Weaving woollen textiles had been very much a part of the story of weaving in India. Ofcourse wool weaving is more restricted than cotton. There is a myth in Hindu mythology that just as Brahma, the creator, created the grass called kusa, he also created wool. SO amulets and charms were tied with wool and black wool was believed to drive away evil spirits.

Anybody would believe the myth that Brahma created wool, if they were to feel the Pashmina shawls of Kashmir. They are soft, so warm, so comfortable, it is worth spending the savings of a lifetime just to buy one of these shawls. (Ofcourse if your mother had chosen to spend her savings this way and then passed the shawl on to you, it would be just ideal).

These shawls are made out of wool from the underbelly of the Pashmina goat. This animals grow this soft growth only when it lives at 14,000 ft. above sea level. The finest of the fine hair is obtained after very selective sorting. It is called shatush, a soft dramy

fabric that seems to melt at touch. It is also called the ring shawl because it can be like the famous Dacca muslin, drawn through a ring.

One must be careful while buying Pashminas for nowadays you get imitations and semi Pashminas. The semi Pashminas have some ordinary wool mixture. The real Pashminas cost anything around Rs.30-50,000 each.

Actually Kashmir can be called the shawl capital of India, for there are ever so many exquisite varieties that were born here and continued to be woven with flourish. The most famous among them is the jamawar. The jamawar is fully woven with paisley patterns. The paisely is intricate and detailed with infinite number of colours filling one single motif.

The weaving is laborious and numerous shuttles, locally called kanis, are moved around in one single weft line because of the constant almost fantastic change of colours. Colours may be changed as many as 50 times in a single shawl. The other kind of shawls which are just as beautiful and soft are those that are embroidered.
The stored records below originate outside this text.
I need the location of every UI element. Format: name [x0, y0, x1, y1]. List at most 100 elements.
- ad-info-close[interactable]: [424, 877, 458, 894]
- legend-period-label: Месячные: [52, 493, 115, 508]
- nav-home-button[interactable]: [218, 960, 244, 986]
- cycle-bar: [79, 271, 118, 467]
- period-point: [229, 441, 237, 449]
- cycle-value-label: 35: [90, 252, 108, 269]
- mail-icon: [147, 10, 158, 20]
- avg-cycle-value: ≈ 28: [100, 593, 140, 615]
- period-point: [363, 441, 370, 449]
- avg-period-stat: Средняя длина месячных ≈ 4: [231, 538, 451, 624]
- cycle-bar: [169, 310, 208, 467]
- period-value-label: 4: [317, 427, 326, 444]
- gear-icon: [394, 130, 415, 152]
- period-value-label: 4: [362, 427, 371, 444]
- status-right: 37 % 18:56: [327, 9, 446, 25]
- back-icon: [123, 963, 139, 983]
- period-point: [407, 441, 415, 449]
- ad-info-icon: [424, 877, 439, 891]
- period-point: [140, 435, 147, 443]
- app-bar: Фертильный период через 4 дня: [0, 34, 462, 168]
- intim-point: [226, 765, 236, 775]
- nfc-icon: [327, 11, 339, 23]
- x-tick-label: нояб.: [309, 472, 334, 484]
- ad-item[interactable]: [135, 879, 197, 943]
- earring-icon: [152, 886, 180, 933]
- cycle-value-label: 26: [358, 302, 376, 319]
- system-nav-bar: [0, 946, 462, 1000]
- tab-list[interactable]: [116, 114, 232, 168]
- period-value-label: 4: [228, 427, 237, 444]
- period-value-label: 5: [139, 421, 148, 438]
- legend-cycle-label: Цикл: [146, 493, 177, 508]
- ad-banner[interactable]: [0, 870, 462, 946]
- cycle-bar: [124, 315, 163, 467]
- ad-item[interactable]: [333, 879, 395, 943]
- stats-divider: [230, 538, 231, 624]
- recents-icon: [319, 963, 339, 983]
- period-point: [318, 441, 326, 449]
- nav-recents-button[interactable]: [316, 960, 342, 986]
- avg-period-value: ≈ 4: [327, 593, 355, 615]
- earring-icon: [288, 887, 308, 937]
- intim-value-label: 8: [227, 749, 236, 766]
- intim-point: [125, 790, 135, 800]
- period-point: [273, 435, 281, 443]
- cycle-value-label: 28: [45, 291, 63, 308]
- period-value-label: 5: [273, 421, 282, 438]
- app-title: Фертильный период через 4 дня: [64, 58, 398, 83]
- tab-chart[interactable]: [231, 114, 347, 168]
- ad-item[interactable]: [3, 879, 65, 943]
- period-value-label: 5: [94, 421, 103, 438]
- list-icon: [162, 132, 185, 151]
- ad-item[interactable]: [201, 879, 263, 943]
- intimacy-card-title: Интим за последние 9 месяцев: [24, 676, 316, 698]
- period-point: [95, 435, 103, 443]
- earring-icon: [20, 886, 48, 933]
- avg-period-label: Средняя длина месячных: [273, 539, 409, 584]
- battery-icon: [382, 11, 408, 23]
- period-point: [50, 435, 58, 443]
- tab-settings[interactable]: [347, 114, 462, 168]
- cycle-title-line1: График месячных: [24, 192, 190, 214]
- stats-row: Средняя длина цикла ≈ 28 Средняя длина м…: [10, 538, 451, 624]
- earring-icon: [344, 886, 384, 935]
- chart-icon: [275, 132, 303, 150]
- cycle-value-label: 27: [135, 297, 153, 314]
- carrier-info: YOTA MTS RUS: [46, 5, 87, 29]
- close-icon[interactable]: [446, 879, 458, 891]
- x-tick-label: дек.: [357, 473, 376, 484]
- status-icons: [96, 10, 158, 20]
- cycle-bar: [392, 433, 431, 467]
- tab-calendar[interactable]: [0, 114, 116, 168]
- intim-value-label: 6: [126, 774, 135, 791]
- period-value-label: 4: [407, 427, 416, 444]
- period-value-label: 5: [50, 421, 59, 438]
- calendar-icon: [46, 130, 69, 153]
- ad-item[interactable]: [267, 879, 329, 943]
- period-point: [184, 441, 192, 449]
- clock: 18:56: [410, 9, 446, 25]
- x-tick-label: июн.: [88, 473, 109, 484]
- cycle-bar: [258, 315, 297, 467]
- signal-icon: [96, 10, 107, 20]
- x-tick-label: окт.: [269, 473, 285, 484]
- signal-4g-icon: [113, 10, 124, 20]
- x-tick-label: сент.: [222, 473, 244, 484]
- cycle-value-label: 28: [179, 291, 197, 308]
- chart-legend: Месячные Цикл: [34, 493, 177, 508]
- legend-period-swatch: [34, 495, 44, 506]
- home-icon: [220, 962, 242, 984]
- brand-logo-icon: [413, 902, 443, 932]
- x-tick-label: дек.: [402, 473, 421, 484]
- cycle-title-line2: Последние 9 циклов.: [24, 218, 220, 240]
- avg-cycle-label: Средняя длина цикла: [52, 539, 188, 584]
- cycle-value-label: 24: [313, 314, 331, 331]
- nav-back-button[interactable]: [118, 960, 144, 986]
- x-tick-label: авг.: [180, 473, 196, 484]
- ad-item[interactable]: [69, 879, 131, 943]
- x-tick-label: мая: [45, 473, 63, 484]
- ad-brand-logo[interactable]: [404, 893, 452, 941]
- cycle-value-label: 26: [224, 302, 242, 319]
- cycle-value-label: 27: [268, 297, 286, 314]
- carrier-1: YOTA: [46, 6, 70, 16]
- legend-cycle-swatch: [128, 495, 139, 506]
The shawls however are not the only way to keep warm. There is another beautiful garment the Kashmir pherans which are quite a rage all over the north. They are long, tunic type shirts that are worn overtight pyjamas. The men wear them longer than the women. In the designing of this dress, there is great Persian influence. The pherans are comfortable, warm and dressy.

What is more interesting however is not the pheran but eh warmth that is held inside. I think this is the most adventurous way of keeping warm. Guess what they told between the stomach and their pherans ? Live Fire ! A small earthen pot called the Kangdi is held inside their pherans with their hand. The Kangdi is not very deep, it is round in shape and is covered with wicker work.

There is a small frame that holds the pot and towards back a wooden spate is attached to kindle the fire. The fire is not all coal but a tame slow burning one with a mixture of coal and ash.

Men, women and children each their own Kangdi ! They carry it about with them wherever they go. Inside the house they can move the Kangdi to wherever they wish, sometimes they put their feet on it, at times they warm the fingers on top of the fire and at other times if the child has got her frock wet, the Kangdi is placed on it for it to dry. But the bravehearted people are not deterred by this daily occurrence, most of them have learnt the knack of sleeping with the Kangdi.

For the meeker ones who would rather huddle up and sing to keep themselves warm, try the shawls from Himachal Pradesh. Mandi, Kullu and Chamba are three areas where very colourful shawls are still made. Naga shawls in red and black are really very warm. My experience says they are also the best ones to dream in Pull it tight around your shoulders, switch on some music, sip into tea and the best of dreams will come with the ring of realism.